À l’usine Lapierre-Waterloo-Small, quatre soudeurs de la Colombie ont été embauchés pour combler les besoins de main-d’œuvre.

Des soudeurs colombiens à la rescousse

WATERLOO — Depuis quelques semaines, la division waterloise de l’entreprise Équipements Lapierre accueille des soudeurs étrangers dans ses rangs. En raison du manque de main-d’œuvre québécoise, elle a choisi de se tourner vers la Colombie.

« On ne fait pas exception dans le marché, surtout en soudure, où c’est très en demande depuis quelques années. L’entreprise est en croissance et fait face à une pénurie de soudeurs. C’est donc un problème qu’il fallait gérer », explique la conseillère en ressources humaines, Marilyn Dion.

Spécialisée dans la fabrication d’évaporateurs pour l’industrie acéricole, Lapierre-Waterloo-Small emploie 55 personnes, dont une vingtaine de soudeurs. Ces équipements, fabriqués à partir d’acier inoxydable très mince, nécessitent une formation et une expérience précises, indique Mme Dion. « Ce n’est pas donné à tous de faire ce type de travail. La soudure TIG exige des qualités très particulières, car ça demande beaucoup de précision », note-t-elle, en ajoutant que de la soudure plus traditionnelle (MIG) y est aussi pratiquée.

Pour répondre à son besoin pressant de soudeurs TIG, la compagnie a d’abord opté pour la formation à l’interne, auprès d’employés qui avaient envie d’apprendre cette technique. « La moitié de nos soudeurs TIG a été formée de cette façon », indique la conseillère.

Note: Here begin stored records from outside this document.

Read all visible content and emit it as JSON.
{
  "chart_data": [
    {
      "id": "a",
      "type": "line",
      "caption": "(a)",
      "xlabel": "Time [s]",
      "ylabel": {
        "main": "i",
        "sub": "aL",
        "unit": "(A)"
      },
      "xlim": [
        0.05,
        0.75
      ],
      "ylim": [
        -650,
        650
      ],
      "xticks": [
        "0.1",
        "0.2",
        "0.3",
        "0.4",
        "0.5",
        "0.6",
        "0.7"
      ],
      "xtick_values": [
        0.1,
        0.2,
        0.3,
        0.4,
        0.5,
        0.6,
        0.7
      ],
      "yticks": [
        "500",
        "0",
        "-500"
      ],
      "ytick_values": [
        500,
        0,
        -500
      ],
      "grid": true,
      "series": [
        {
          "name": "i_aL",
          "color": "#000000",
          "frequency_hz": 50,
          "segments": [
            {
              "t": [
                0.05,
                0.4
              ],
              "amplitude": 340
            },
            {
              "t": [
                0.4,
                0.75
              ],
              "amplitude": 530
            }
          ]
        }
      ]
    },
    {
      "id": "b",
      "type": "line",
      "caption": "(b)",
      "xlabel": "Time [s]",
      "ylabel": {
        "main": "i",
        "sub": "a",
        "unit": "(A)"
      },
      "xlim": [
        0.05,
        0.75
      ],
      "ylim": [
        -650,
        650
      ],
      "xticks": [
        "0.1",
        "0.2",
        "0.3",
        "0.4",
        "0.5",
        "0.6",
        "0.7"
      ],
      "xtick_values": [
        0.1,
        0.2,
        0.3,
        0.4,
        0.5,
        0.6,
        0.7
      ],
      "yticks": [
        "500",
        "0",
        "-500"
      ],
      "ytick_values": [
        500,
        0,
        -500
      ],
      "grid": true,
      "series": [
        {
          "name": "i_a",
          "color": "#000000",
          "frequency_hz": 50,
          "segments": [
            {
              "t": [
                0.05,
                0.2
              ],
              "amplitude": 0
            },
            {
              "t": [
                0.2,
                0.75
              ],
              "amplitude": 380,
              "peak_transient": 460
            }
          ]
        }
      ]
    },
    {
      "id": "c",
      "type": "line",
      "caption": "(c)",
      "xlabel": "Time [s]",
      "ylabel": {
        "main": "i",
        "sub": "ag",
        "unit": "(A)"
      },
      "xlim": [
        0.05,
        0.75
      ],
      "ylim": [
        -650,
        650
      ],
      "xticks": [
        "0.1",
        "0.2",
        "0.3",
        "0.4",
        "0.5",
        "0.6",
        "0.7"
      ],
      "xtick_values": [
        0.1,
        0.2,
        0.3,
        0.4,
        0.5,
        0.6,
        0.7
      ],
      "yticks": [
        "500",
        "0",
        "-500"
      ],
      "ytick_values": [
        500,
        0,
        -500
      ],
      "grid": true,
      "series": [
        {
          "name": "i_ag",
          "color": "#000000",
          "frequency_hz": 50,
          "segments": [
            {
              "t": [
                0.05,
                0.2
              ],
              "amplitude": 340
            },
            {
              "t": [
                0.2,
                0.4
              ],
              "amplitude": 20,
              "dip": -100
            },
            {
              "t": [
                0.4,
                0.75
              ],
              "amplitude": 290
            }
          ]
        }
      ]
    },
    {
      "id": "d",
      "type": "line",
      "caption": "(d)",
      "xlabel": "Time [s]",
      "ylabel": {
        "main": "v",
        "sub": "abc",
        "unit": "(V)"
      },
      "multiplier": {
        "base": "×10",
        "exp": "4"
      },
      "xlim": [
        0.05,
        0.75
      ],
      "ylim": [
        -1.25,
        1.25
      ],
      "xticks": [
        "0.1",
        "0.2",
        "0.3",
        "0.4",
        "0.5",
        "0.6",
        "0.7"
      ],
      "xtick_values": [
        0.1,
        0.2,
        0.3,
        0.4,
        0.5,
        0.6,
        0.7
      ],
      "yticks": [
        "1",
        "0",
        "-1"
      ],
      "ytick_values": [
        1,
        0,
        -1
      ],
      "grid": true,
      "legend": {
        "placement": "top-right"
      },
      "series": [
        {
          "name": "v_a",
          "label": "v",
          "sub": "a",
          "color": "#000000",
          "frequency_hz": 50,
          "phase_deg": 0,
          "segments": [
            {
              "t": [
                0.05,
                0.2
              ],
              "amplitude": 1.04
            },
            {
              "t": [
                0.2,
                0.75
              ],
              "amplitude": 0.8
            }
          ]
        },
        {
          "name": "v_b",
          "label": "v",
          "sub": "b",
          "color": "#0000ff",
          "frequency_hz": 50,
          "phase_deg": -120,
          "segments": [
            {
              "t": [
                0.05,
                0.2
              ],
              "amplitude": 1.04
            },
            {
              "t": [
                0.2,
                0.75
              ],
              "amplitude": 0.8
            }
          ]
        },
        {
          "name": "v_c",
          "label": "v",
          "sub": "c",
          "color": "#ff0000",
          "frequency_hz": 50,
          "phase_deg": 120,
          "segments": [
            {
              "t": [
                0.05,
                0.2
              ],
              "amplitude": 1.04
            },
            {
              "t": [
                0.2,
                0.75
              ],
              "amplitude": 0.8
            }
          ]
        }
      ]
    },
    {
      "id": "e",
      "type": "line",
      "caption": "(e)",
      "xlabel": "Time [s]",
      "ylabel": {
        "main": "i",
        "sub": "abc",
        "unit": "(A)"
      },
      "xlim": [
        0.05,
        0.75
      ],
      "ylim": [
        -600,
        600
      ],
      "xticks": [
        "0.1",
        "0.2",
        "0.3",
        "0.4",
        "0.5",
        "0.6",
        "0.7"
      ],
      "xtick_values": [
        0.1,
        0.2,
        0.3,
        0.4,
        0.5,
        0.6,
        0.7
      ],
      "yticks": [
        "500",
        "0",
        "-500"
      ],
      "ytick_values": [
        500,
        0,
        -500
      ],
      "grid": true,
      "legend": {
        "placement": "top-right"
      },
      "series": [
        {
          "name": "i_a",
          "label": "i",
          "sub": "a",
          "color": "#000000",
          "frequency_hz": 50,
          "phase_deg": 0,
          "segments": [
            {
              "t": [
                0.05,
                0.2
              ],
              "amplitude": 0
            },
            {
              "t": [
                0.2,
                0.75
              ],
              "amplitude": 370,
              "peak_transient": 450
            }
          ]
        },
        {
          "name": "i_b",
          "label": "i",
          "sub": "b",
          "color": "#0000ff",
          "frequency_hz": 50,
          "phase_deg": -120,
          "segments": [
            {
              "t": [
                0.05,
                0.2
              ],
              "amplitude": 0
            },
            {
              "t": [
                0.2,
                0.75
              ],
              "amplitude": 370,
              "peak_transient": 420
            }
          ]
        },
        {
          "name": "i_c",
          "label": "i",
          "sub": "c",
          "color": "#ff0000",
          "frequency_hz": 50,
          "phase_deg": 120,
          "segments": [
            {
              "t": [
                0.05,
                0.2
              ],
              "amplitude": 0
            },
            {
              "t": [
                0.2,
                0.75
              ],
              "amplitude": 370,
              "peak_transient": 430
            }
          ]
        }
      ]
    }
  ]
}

Malgré cela, il fallait en embaucher d’autres. D’où l’adhésion des Équipements Lapierre à un programme de recrutement international. Et d’où l’arrivée récente de quatre Colombiens aux installations de Waterloo, et de quatre autres à l’usine de Saint-Ludger, en Estrie.

Dans ce pays, dit-elle, de nombreux travailleurs sont spécialisés dans ce domaine, mais les emplois se font rares. Ce jumelage Québec-Colombie permet donc à tout le monde d’y trouver son compte.

Embauchés sur place

Une agence s’est d’abord rendue en Colombie pour réaliser une présélection des candidats. Par la suite, une représentante des Équipements Lapierre s’est rendue directement sur place pour l’étape des tests de compétence et des entrevues. À ce jour, l’intégration des quatre Sud-Américains à Waterloo se déroule rondement, affirme Marilyn Dion. L’entreprise leur loue une maison meublée qui lui appartient. Quant à la francisation — une clause incluse dans leur contrat de travail —, elle est assurée par l’employeur et doit débuter ces jours-ci. Depuis leur arrivée, ils ont cependant la chance de pouvoir compter sur un autre employé de Lapierre-Waterloo-Small, lui aussi originaire de la Colombie, qui leur sert notamment d’interprète. « La langue est un frein parfois, mais on trouve des solutions. Ça se passe super bien ; on est très content. »

La dame fait remarquer que pour les quatre hommes, cette occasion de travail est précieuse. Certains n’ont pas hésité à faire plusieurs heures d’autocar dans leur pays pour décrocher un emploi au Québec. « Pour eux, c’est sérieux. Ils viennent ici pour travailler, pas pour s’amuser. Souvent, leur salaire va être envoyé à leur famille. »

Car pour l’instant, les travailleurs sont seuls à Waterloo. Au bout de six mois, ils auront toutefois la possibilité de faire venir leur famille. Marilyn Dion laisse entendre que l’apport de cette nouvelle main-d’œuvre étrangère suffit présentement à la demande. Mais elle n’exclut pas l’éventualité de refaire l’expérience, si le besoin se fait sentir.

Un quart de plus

Signe que les affaires vont bien, l’usine de Waterloo a ajouté dernièrement un quart de soir à son horaire de fonctionnement. À l’heure actuelle, cinq soudeurs, un manœuvre et un opérateur y travaillent, mais l’équipe sera appelée à grandir, indique Mme Dion.

Encore là, l’entreprise peine à pourvoir tous les postes disponibles. Selon elle, l’embauche d’immigrants sans spécialisation pourrait être une option envisageable.